Former Secretary of State Madeleine’s life as a child refugee during World War II, a foreign policy expert during the Cold War and her ability to speak for America were all reasons she was chosen as the United States’ ambassador to the United Nations, former President Bill Clinton said April 27 during her funeral service.
“Her life story was about to become the story of the last part of the 20th century and much of the world,” Clinton said, adding: “She could be the voice of America at its best.”
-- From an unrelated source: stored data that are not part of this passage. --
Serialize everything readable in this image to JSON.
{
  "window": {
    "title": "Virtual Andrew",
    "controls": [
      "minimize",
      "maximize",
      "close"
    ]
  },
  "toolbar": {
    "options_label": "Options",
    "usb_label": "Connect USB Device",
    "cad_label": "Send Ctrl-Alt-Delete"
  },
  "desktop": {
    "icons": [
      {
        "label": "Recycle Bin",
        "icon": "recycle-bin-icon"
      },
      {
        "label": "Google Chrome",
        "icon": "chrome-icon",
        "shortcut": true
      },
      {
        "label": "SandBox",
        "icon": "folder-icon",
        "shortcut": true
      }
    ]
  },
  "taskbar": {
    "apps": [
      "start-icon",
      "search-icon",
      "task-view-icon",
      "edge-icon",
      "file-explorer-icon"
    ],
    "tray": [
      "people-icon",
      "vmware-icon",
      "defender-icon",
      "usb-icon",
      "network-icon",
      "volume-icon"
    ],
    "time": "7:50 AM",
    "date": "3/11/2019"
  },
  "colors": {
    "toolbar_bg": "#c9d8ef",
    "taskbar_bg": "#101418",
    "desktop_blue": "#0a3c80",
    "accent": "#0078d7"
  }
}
Clinton recounted a well-known story in which Albright, then the UN ambassador, officially criticized Cuban fighter jets that shot down two small planes operated by a Cuban exile group, which had been dropping anti-government leaflets in the country. The pilots had said they had “shown their cojones” by shooting down the planes.
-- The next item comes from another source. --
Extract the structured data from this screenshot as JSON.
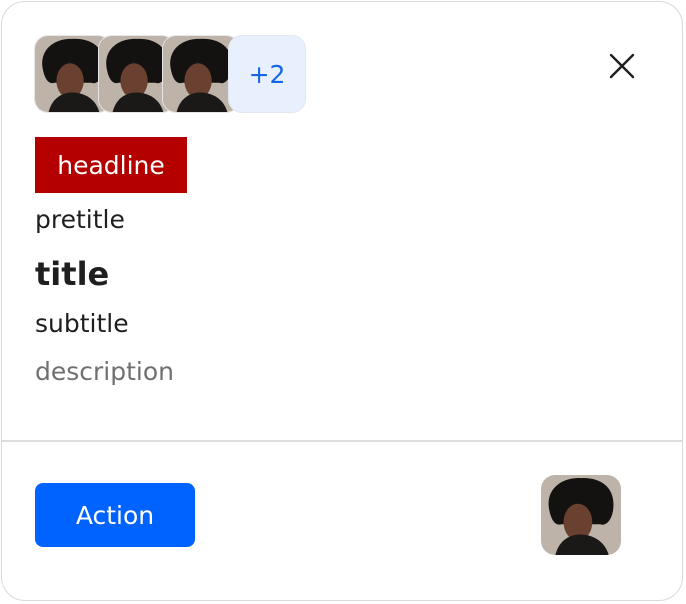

“So, Madeleine says, ‘that’s not cojones, that’s cowardice.’ And all of a sudden it was on the lips of everybody in South Florida. And she was being criticized … ‘that’s so undiplomatic,’ ‘It’s unlady like.’”
“And I called and I said, ‘I’m just jealous. It’s the best line developed, delivered by anybody in this administration since I’ve been here,’” Clinton recalled.
Albright died in March at the age of 84 after a battle with cancer. The first woman to serve as secretary of state, Albright was also a child of Czech refugees who fled from a Nazi invasion. She used her experience growing up in communist Yugoslavia and fleeing to the U.S. to inform her work on world affairs, becoming a staunch defender of democracy and human rights.